4 items on »EuroScience.Net« tagged with

»geology«

A Warming Greenland Gives Birth to New Islands

Greenland is covered by roughly 2 million cubic kilometers of ice. That's enough to rise sea level by 7 meters, writes John Collins Rudolf in the NY Times (16.1.2007). He visits Greenland with a team of scientists and reports on the new phenomenon that ice and glaciers are retreating and give free new islands that were formerly bound to the glacier. Its a dramatic effect of global warming and challenges cartographers which have to redraw maps, "geography is becoming obsolete almost as soon as new maps are created," writes Rudolf. Greenland loses 240 cubic kilometers ice each year, and that's three times the volume of all glaciers of the Alps.

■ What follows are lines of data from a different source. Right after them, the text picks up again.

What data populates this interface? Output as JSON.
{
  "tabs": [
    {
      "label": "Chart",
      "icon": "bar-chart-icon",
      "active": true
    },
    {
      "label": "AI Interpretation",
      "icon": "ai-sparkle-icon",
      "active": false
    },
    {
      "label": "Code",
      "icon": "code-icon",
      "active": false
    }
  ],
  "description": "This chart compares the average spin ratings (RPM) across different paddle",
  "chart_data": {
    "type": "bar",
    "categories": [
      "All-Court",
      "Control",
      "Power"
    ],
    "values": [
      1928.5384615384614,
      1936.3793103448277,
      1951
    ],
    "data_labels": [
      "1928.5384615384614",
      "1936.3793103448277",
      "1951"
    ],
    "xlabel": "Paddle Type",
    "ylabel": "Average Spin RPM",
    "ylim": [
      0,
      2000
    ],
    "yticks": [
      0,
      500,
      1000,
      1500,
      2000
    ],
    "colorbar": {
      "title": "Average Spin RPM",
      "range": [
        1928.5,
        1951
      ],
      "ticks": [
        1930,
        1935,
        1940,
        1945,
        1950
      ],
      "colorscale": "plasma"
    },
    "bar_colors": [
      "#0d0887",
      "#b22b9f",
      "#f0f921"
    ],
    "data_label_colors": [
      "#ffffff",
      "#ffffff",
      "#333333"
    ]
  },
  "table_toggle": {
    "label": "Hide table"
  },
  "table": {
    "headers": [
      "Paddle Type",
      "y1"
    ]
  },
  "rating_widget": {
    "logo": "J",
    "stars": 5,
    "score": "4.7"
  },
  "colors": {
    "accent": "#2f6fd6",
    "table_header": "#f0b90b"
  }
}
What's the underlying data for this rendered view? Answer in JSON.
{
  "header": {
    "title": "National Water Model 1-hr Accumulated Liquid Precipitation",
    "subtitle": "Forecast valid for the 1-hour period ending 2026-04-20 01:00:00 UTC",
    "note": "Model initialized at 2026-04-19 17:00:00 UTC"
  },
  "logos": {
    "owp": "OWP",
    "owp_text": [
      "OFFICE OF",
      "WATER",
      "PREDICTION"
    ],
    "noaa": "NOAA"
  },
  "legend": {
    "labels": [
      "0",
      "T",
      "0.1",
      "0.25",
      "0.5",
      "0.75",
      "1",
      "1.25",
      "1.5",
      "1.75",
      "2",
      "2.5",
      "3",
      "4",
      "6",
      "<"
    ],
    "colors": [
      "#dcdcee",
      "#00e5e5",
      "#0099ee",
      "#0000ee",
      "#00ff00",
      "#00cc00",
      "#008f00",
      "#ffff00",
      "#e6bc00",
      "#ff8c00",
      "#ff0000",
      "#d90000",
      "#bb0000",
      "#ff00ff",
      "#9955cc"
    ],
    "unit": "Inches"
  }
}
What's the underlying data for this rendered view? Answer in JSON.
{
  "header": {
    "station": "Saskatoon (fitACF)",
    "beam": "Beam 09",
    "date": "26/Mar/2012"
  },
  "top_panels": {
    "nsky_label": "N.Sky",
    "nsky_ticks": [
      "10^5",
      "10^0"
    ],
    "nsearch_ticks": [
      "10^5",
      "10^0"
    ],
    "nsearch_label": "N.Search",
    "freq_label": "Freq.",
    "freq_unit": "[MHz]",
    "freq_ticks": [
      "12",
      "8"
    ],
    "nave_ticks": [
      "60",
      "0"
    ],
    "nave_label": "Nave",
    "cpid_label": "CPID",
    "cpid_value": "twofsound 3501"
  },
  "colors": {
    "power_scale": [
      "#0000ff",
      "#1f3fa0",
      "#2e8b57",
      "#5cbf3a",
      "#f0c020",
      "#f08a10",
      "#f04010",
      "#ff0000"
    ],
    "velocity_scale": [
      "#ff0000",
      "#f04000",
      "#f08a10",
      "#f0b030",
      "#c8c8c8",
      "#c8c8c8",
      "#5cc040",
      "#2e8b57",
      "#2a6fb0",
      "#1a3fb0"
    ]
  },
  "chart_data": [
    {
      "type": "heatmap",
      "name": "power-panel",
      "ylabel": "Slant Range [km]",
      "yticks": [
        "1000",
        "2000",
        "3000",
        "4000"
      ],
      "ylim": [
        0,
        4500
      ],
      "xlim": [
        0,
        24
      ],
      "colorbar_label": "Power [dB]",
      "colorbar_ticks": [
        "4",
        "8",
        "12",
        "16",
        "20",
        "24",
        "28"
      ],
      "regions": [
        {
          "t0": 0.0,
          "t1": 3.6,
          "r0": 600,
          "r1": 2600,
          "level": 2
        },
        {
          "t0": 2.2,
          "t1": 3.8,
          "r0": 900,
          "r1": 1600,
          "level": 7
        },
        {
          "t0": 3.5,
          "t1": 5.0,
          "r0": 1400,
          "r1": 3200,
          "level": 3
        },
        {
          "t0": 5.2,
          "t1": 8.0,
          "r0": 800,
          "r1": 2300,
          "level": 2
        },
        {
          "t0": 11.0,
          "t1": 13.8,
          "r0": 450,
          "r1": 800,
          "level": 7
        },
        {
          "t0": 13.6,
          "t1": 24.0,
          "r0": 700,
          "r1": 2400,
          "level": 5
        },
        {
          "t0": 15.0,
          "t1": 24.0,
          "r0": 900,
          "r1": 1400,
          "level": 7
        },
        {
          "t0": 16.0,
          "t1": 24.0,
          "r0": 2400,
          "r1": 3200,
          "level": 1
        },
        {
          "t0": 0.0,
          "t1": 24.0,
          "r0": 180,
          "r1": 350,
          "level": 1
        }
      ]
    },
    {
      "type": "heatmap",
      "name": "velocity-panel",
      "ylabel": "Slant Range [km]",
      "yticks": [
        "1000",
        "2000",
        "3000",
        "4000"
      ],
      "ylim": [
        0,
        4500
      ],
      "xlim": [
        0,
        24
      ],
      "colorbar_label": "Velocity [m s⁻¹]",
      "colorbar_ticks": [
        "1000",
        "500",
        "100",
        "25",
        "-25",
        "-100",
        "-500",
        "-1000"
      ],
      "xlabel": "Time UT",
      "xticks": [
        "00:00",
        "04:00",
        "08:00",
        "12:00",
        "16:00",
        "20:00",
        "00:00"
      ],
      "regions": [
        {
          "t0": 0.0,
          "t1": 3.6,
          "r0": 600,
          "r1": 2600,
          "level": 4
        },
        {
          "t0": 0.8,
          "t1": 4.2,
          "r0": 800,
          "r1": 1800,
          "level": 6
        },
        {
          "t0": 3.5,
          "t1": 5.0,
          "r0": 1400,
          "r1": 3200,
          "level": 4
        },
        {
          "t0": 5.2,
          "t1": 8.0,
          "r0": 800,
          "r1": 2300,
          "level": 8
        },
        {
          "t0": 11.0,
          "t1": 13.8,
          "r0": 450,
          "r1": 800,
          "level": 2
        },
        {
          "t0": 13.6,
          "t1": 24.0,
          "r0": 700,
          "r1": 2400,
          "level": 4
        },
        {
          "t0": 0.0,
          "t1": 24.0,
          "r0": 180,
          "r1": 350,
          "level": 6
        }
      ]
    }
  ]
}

The Earth in 100 million Years

William Broad writes in the NY Times (9.1.2007) about geologists projecting plate tectonics into the future. In several million year's time the Mediterranean will have vanished, the place of Los Angeles will have passed San Fransisco far into the North. Later, all continents will merge into a super continent called Pangea Ultima. Includes nice multimedia stuff.


Dispute on CO2 and Global Warming in Earth's History

As William Broad reports in the NY Times (7.11.2006) there's a dispute among scientists -- involving geologists and paleoclimatologists -- on how much shifting CO2 levels some 150 or 440 million years ago induced climate change events. Surprisingly, there's now lot of data available to study this period in more detail. But scientists disagree whether, for instance, an increase in CO2 concentration in the atmosphere is responsible for a then global warming phase. A preliminary conclusion, both sides may draw, is that climate science is more complex than thought.

The dispute shall not distract from the fact (or the present scientific consensus) that today's man-made increase in CO2 levels will yield climate change.


Does Natural Gas Extraction Cause Little Earthquakes?

It's a rare occasion, but sometimes it happens: Although northern Germany is -- seismologically spoken -- a quite region, in recent decades little earthquakes of magnitude 3 to 5 occurred. Horst Radermacher investigates for FAZ (5.4.2006) potential causes, and especially whether natural gas exploitation may be tracked down as a cause. A recent talk by a seismologist of a government-run institution opted for gas extraction as promoting earthquakes, however, he didn't anticipated the huge public response on the issue.